2.) I was in the best shape of my life.
The first reason started to lose its grip on me when I began to evolve into the runner I only dreamed about a few months ago. I knew that I would have a better race than last year, that felt like a given, so the second reason was what mattered most, how fast could I run it?
I have noticed as I grow older that my priorities and passions in life have only shifted slightly. I am also acutely aware of my strengths and weaknesses. What is interesting is how reflective one can become when parenting a nearly adult child. Obviously, there are choices I made as a teenager that I wish I could take back; I am human. I never wanted to disappoint my parents, siblings, or coaches growing up, but I know I did. I don’t want to disappoint them today, either, but I am sure I have and will. Except now, I’ve realized more than anyone, I don’t want to disappoint myself. That is what I wish for Hannah, for her to think of herself first, make her passions and goals her top priority, because if she can be her best self to herself, she will discover it is easy to be mighty for everyone else.
Meanwhile, I am very happy with how the race turned out on Sunday. It is incredible that after forty-two marathons, the last fifteen or so being stuck at a respectable, yet seemingly immovable plateau, I finished my forty-third four minutes faster than my personal best, but 3:16 was not my goal, 3:14 was.
Nevertheless, I had the time of my life. I did experience a few hiccups, of course, but that is all part of the marathon adventure.
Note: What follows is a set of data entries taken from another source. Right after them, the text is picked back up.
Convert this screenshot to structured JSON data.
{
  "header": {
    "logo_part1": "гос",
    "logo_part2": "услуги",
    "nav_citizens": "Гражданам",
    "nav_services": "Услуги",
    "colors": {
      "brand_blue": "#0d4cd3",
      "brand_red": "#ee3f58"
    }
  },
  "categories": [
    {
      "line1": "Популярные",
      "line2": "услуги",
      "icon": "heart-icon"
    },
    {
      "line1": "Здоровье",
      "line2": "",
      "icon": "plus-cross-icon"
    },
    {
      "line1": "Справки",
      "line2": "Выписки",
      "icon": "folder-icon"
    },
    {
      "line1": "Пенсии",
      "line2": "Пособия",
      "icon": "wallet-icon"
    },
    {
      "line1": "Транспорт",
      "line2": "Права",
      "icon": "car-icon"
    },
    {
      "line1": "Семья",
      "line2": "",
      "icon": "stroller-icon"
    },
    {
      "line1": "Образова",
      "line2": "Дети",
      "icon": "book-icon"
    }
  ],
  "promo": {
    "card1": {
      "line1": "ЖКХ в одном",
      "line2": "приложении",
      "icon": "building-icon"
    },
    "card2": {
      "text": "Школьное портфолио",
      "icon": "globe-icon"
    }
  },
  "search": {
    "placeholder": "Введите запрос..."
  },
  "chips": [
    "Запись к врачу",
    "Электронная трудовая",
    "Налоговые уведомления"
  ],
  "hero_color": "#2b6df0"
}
It’s too long of a race for everything to go right. For example, I was not in a seeded corral this year, which meant I had to start WAY farther back in the crowd. Oh, well. Next, a few yards after the mile one marker a Students Run LA runner ate it right in front of me, poor thing. I stopped to help her up, but she got herself up, she was just stunned while staring at her skinned knees, and absorbing the shock of face-planting, still I told her, “You’re fine, you’re fine. The toughest part of the race is over!” Therefore, maybe I lost those two minutes within the first two miles, but I wouldn’t have wanted the race to go any other way.
The truth is that if I was seeded how I should have been, how I have been the previous three years, I may have launched off the starting line and ran WAY too fast over the first mile and burned energy that I needed to draw upon later in the race. Plus, it was kind of cool to be among the mortals running this race, rather than sizing up the freakishly-toned, “all-business” runners, like myself, who I would have been surrounded by near the front. Instead, I stood among runners who were nervous just to finish the race, not nervous to finish it in a super-human fast time. I appreciated being humbled. It was exactly what I needed to shift my mindset, trust my fitness and experience, and go with the flow. I knew that I would still have an exceptional day, even if it was not exactly the day I wanted.
It’s odd to admit this, considering all of the writing I have done about running marathons, (remember how I published a book about my first 35?) But, I can’t really describe how I felt the next twenty-four miles at this LA marathon. Or, maybe I want to keep those feelings to myself.
I will share that I was very well-prepared; my coach had me primed and ready to go with an excellent plan of action that I followed to a “T”. Also, I have never felt more at ease, and conversely at my redline near the end of any race. Most of all, I know I can run faster. I know that I will not settle for a 3:16 marathon PR, and I look forward to running many more marathons in the future.